Modeling and optimization of chromium adsorption onto clay using response surface methodology, artificial neural network, and equilibrium isotherm models

Response surface methodology (RSM) was used for optimization of the adsorbent dosage, initial solution pH, initial ion concentration, and contact time in removal of Cr (III) with local nanoclay. The adsorption process was modeled by RSM and artificial neural network (ANN). The process was done in batch mode by central composite design (CCD) and the same design was applied for training ANN. The optimum condition was determined to be 500mg/L for adsorbent dosage, initial pH of 5, initial chromium concentration of 180mg/L and 20 min of contact time. In these conditions q(RSM) = 238.7780mg/g and q(ANN) = 237.5152mg/g which indicate removal percentage of 72.45% and 72.07%, respectively. RRSM2=0.9784 and RANN2=0.9834 indicate that the two models can predict the adsorption of Cr3+ properly.

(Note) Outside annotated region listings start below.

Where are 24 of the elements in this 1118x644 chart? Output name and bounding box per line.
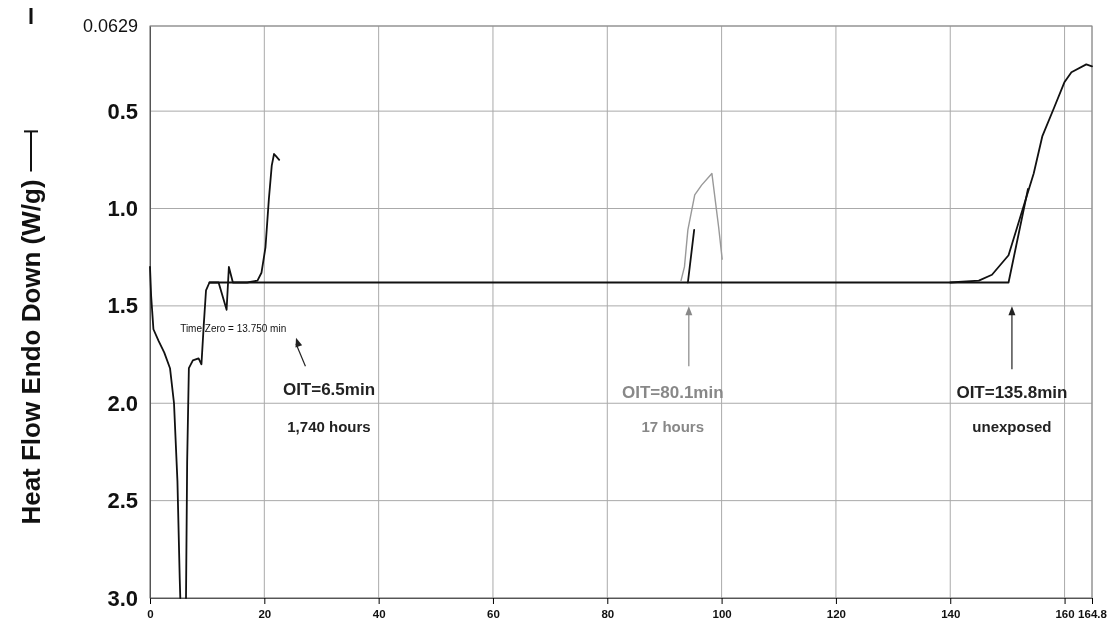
x-tick-label: 80 (601, 608, 615, 621)
y-tick-label: 0.5 (107, 98, 138, 124)
x-tick-label: 164.8 (1078, 608, 1108, 621)
x-tick-label: 60 (487, 608, 500, 621)
x-tick-label: 100 (712, 608, 732, 621)
annotation: unexposed (972, 418, 1052, 436)
y-tick-label: 1.0 (107, 196, 138, 222)
x-tick-label: 20 (258, 608, 272, 621)
annotation: 17 hours (641, 418, 705, 436)
x-tick-label: 0 (147, 608, 154, 621)
y-axis-title: Heat Flow Endo Down (W/g) (16, 179, 46, 525)
annotation: Time Zero = 13.750 min (180, 323, 287, 335)
annotation: 1,740 hours (287, 418, 371, 436)
x-tick-label: 160 (1055, 608, 1075, 621)
annotation: OIT=135.8min (956, 382, 1068, 402)
annotation: OIT=6.5min (282, 379, 376, 399)
x-tick-label: 120 (826, 608, 847, 621)
y-tick-label: 2.5 (107, 488, 138, 514)
x-tick-label: 40 (372, 608, 386, 621)
y-tick-label: 2.0 (107, 390, 138, 416)
x-tick-label: 140 (941, 608, 961, 621)
y-tick-label: 3.0 (107, 585, 138, 611)
y-tick-label: 0.0629 (82, 16, 138, 37)
y-tick-label: 1.5 (107, 293, 138, 319)
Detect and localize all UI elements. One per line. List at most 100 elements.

The two parameter Langmuir, Freundlich, Dubinin-Radushkevich (D-R), Temkin and three parameter Redlich-Peterson (R-PT), Sips and Toth isotherm models were applied to equilibrium data by minimizing the sum of squared errors (SSE), sum of the absolute errors (SAE), average relative errors (ARE), Hybrid fractional error function (HYBRID), Marquardt's percent standard deviation (MPSD), and nonlinear chi-square test error functions. The results showed that the HYBRID error function gives the lowest value and the R-PT model fits the data better than other isotherm models.